BRUSSELS – European Union chief Donald Tusk appealed Thursday for calm as tensions soar between Brussels and London over negotiations on Britain's departure from the bloc.
"These negotiations are difficult enough as they are. If we start arguing before they even begin, they will become impossible," said EU Council President Tusk, who chairs summits of EU leaders.
He was speaking a day after British Prime Minister Theresa May accused some EU officials of actions that "have been deliberately timed to affect the result of the general election" on June 8.
May's remarks, made after the formal dissolution of the British parliament in preparation for the polls, were mostly aimed at drumming up support for her Conservative Party.
Tusk told reporters after talks with visiting Norwegian Prime Minister Erna Solberg: "The stakes are too high to let our emotions get out of hand. Because at stake are the daily lives and interests of millions of people."
The Brexit negotiations — which must be completed by March 30, 2019 — mark the first time a member has ever left the EU. The process is unprecedented and complicated, and the fresh delays caused by the snap elections in Britain are fueling tensions and uncertainty between London and the 27 nations that will remain.
"We must keep in mind that in order to succeed, we need today discretion, moderation, mutual respect and a maximum of good will," Tusk said.
Some of that good will appears to have evaporated since May met European Commission President Jean-Claude Juncker for a working dinner last week.
May's office said afterward that the meeting had been constructive. Juncker called it "excellent," but noted: "I have the impression sometimes that our British friends ... underestimate the technical difficulties we have to face."

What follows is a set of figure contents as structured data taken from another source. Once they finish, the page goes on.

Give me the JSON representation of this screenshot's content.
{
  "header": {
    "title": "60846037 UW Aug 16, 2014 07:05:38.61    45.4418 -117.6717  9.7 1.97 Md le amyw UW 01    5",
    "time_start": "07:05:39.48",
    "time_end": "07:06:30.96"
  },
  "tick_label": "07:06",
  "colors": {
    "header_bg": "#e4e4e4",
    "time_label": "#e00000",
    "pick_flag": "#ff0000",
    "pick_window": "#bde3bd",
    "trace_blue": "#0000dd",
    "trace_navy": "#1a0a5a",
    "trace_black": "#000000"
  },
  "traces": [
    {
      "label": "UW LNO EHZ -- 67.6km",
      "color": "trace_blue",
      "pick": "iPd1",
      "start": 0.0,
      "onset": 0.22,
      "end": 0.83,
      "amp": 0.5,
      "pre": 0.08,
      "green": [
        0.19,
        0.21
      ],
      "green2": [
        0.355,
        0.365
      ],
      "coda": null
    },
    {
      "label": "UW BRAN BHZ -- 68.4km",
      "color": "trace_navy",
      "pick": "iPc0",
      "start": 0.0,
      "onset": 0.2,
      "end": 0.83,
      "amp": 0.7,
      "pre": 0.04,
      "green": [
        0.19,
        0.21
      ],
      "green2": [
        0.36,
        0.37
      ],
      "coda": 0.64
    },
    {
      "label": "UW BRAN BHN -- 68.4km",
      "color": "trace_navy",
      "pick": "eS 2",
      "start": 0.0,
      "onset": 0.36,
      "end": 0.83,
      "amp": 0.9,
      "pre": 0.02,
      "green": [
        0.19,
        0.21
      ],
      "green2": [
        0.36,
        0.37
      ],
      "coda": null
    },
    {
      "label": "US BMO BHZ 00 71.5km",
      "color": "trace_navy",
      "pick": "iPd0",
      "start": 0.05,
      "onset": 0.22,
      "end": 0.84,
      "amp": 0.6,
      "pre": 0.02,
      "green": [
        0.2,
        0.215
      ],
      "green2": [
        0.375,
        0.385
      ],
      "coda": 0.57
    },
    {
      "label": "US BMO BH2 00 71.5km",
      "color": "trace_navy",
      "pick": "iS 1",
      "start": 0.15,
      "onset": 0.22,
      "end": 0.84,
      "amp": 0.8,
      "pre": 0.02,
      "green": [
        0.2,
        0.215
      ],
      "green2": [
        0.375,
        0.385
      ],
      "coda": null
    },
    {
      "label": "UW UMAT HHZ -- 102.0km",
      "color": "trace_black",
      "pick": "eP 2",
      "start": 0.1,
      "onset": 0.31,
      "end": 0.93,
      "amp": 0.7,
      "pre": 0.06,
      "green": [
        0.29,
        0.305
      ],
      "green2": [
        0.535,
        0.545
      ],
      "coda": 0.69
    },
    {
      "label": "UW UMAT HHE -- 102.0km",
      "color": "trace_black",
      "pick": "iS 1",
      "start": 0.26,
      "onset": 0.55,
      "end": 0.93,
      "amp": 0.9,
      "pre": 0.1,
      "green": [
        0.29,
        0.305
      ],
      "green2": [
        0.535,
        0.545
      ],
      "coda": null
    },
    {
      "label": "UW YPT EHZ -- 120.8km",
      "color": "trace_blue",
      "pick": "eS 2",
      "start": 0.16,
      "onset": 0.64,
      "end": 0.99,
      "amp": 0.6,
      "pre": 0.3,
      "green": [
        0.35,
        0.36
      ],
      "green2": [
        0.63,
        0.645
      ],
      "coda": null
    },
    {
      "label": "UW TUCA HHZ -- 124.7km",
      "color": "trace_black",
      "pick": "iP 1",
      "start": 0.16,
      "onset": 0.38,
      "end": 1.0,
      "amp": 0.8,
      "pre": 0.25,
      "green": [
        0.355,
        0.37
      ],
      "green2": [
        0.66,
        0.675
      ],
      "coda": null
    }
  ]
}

A report in a German newspaper, citing anonymous Commission sources, quoted Juncker as saying he left the dinner "10 times more skeptical than I was before" that the talks can succeed.
May dismissed the report as "Brussels gossip."
Juncker's executive Commission, meanwhile, is said to be too busy to interfere in the British elections.
Chief spokesman Margaritis Schinas said Thursday that "we here in Brussels are rather busy with our policy work."
Schinas declined to directly say whether he thought May was using the Brexit dispute for political ends.